Ici, c’est le « Salvator Mundi » qui vous regarde en face, dans l’immensité de sa compassion, sachant que votre existence est tissée de déchéance, de mortalité, de la peur de tout ça et de mille désirs inassouvis. Si la foi peut te consoler, tant mieux pour toi. Sinon, fais un effort, pour accepter. Va voir le travail des artistes, parce que ça peut soulager. Tant que les intégristes de tous poils le permettent.
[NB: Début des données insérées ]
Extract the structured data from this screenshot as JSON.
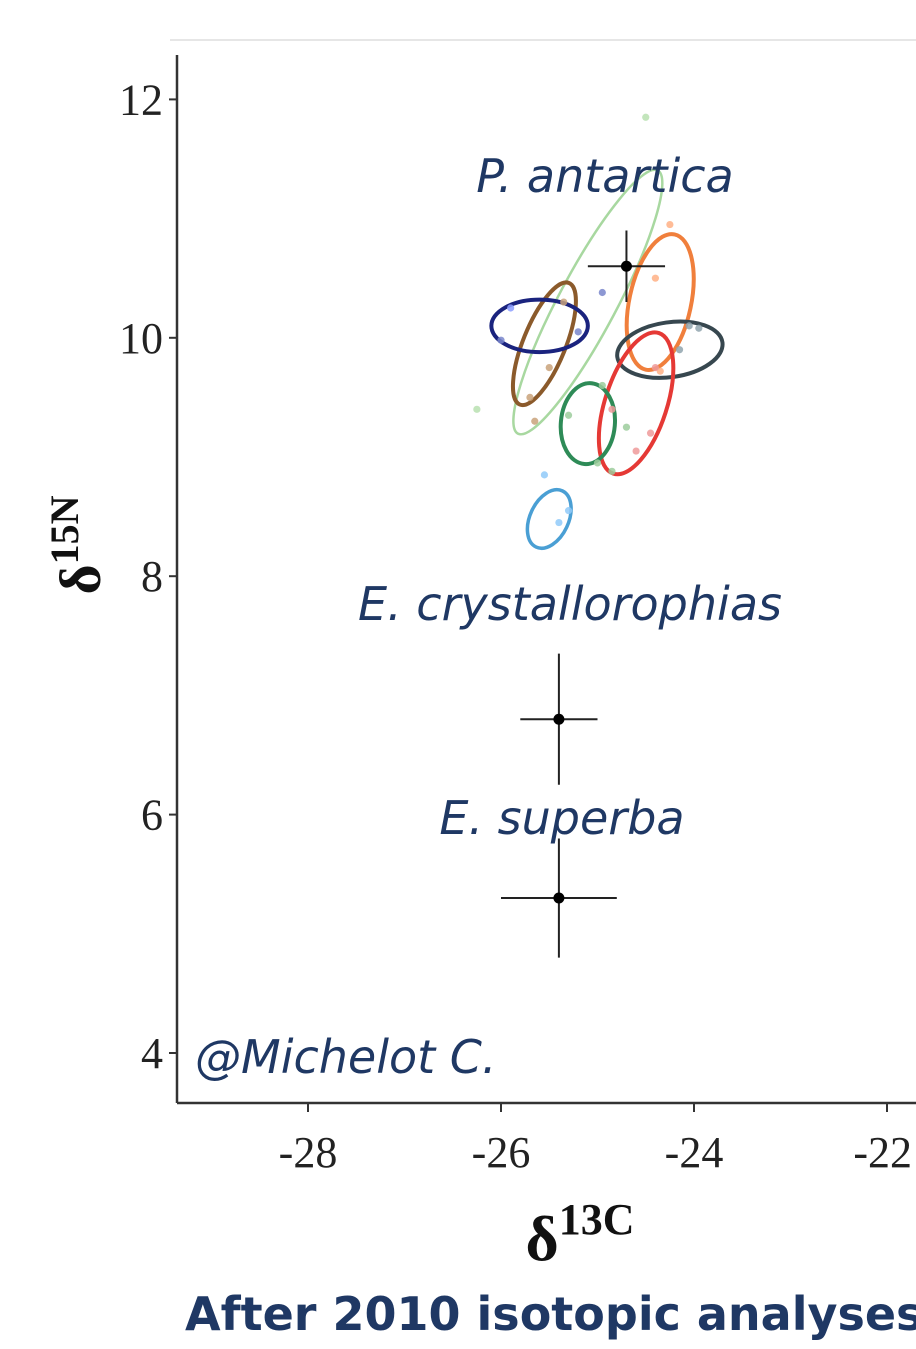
{
  "chart_data": {
    "type": "scatter",
    "title": "",
    "xlabel": "δ13C",
    "ylabel": "δ15N",
    "xlabel_base": "δ",
    "xlabel_sup": "13C",
    "ylabel_base": "δ",
    "ylabel_sup": "15N",
    "xlim": [
      -29.4,
      -21.5
    ],
    "ylim": [
      3.6,
      12.5
    ],
    "x_ticks": [
      -28,
      -26,
      -24,
      -22
    ],
    "x_tick_labels": [
      "-28",
      "-26",
      "-24",
      "-22"
    ],
    "y_ticks": [
      4,
      6,
      8,
      10,
      12
    ],
    "y_tick_labels": [
      "4",
      "6",
      "8",
      "10",
      "12"
    ],
    "grid": false,
    "crosshairs": [
      {
        "species": "P. antartica",
        "x": -24.7,
        "y": 10.6,
        "x_err": 0.4,
        "y_err": 0.3
      },
      {
        "species": "E. crystallorophias",
        "x": -25.4,
        "y": 6.8,
        "x_err": 0.4,
        "y_err": 0.55
      },
      {
        "species": "E. superba",
        "x": -25.4,
        "y": 5.3,
        "x_err": 0.6,
        "y_err": 0.5
      }
    ],
    "ellipses": [
      {
        "cx": -25.1,
        "cy": 10.3,
        "rx": 0.3,
        "ry": 1.25,
        "angle": 28,
        "color": "#a8d8a0",
        "width": 2.5
      },
      {
        "cx": -25.55,
        "cy": 9.95,
        "rx": 0.22,
        "ry": 0.55,
        "angle": 22,
        "color": "#8b5a2b",
        "width": 4
      },
      {
        "cx": -25.6,
        "cy": 10.1,
        "rx": 0.5,
        "ry": 0.22,
        "angle": 0,
        "color": "#1a237e",
        "width": 4
      },
      {
        "cx": -24.35,
        "cy": 10.3,
        "rx": 0.32,
        "ry": 0.58,
        "angle": 12,
        "color": "#f07f3c",
        "width": 4
      },
      {
        "cx": -24.25,
        "cy": 9.9,
        "rx": 0.55,
        "ry": 0.23,
        "angle": -8,
        "color": "#37474f",
        "width": 4
      },
      {
        "cx": -24.6,
        "cy": 9.45,
        "rx": 0.32,
        "ry": 0.62,
        "angle": 18,
        "color": "#e53935",
        "width": 4
      },
      {
        "cx": -25.1,
        "cy": 9.28,
        "rx": 0.28,
        "ry": 0.34,
        "angle": 5,
        "color": "#2e8b57",
        "width": 4
      },
      {
        "cx": -25.5,
        "cy": 8.48,
        "rx": 0.2,
        "ry": 0.26,
        "angle": 25,
        "color": "#4a9fd4",
        "width": 3.5
      }
    ],
    "points": [
      {
        "x": -24.5,
        "y": 11.85,
        "color": "#b8e0b0"
      },
      {
        "x": -26.25,
        "y": 9.4,
        "color": "#b8e0b0"
      },
      {
        "x": -25.9,
        "y": 10.25,
        "color": "#8c9eff"
      },
      {
        "x": -26.0,
        "y": 9.98,
        "color": "#7986cb"
      },
      {
        "x": -25.2,
        "y": 10.05,
        "color": "#7986cb"
      },
      {
        "x": -24.95,
        "y": 10.38,
        "color": "#7986cb"
      },
      {
        "x": -25.35,
        "y": 10.3,
        "color": "#c9a27a"
      },
      {
        "x": -25.7,
        "y": 9.5,
        "color": "#c9a27a"
      },
      {
        "x": -25.5,
        "y": 9.75,
        "color": "#c9a27a"
      },
      {
        "x": -25.65,
        "y": 9.3,
        "color": "#c9a27a"
      },
      {
        "x": -24.05,
        "y": 10.1,
        "color": "#90a4ae"
      },
      {
        "x": -23.95,
        "y": 10.08,
        "color": "#90a4ae"
      },
      {
        "x": -24.15,
        "y": 9.9,
        "color": "#90a4ae"
      },
      {
        "x": -24.4,
        "y": 10.5,
        "color": "#ffb085"
      },
      {
        "x": -24.25,
        "y": 10.95,
        "color": "#ffb085"
      },
      {
        "x": -24.35,
        "y": 9.72,
        "color": "#ffb085"
      },
      {
        "x": -24.85,
        "y": 9.4,
        "color": "#ef9a9a"
      },
      {
        "x": -24.6,
        "y": 9.05,
        "color": "#ef9a9a"
      },
      {
        "x": -24.45,
        "y": 9.2,
        "color": "#ef9a9a"
      },
      {
        "x": -24.4,
        "y": 9.75,
        "color": "#ef9a9a"
      },
      {
        "x": -25.3,
        "y": 9.35,
        "color": "#9ccc9c"
      },
      {
        "x": -25.0,
        "y": 8.95,
        "color": "#9ccc9c"
      },
      {
        "x": -24.85,
        "y": 8.88,
        "color": "#9ccc9c"
      },
      {
        "x": -24.95,
        "y": 9.6,
        "color": "#9ccc9c"
      },
      {
        "x": -24.7,
        "y": 9.25,
        "color": "#9ccc9c"
      },
      {
        "x": -25.4,
        "y": 8.45,
        "color": "#90caf9"
      },
      {
        "x": -25.3,
        "y": 8.55,
        "color": "#90caf9"
      },
      {
        "x": -25.55,
        "y": 8.85,
        "color": "#90caf9"
      }
    ]
  },
  "annotations": {
    "p_antartica": "P. antartica",
    "e_crystallorophias": "E. crystallorophias",
    "e_superba": "E. superba",
    "credit": "@Michelot C."
  },
  "caption": "After 2010 isotopic analyses",
  "colors": {
    "annotation_text": "#1f3864",
    "axis": "#333333",
    "crosshair": "#222222"
  }
}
Car le décalage entre leur caricature de la pièce et sa portée spirituelle met en évidence qu’il s’agit d’une manipulation politique. Le travail des artistes est pris en otage par des groupuscules en quête de puissance et d’attention médiatique. Ce qui nous interdit ici de les citer. Leur stratégie est évidente. Elle vise à créer le chaos pour imposer un double « sauveur » : Dieu et un dictateur terrestre. Et quant aux religions, il faut aussi se demander si les défenseurs autoproclamés de l’intégrité physique du portrait du Christ n’iront pas dans la foulée s’en prendre à la religion d’en face, dont les fidèles ont, selon les dogmes du clergé auxquels ils veulent revenir, crucifié le Christ en chair et en os. Face à quoi, Castellucci, c’est du pipi de chat.

 

Photos : Thomas Hahn

PS. La scène se reproduit au 104, où est jouée la pièce cette fin de semaine. Mais dans le XIXème, quartier populaire, les habitants ne sont pas près à voir l’extrême droite les squatter. Les quelques tondus venus le soir de la première ont reçu les œufs qu’ils avaient l’habitude de lancer, et une contre-manifestation de gauche pour la liberté artistique a rassemblé quelques 150 personnes.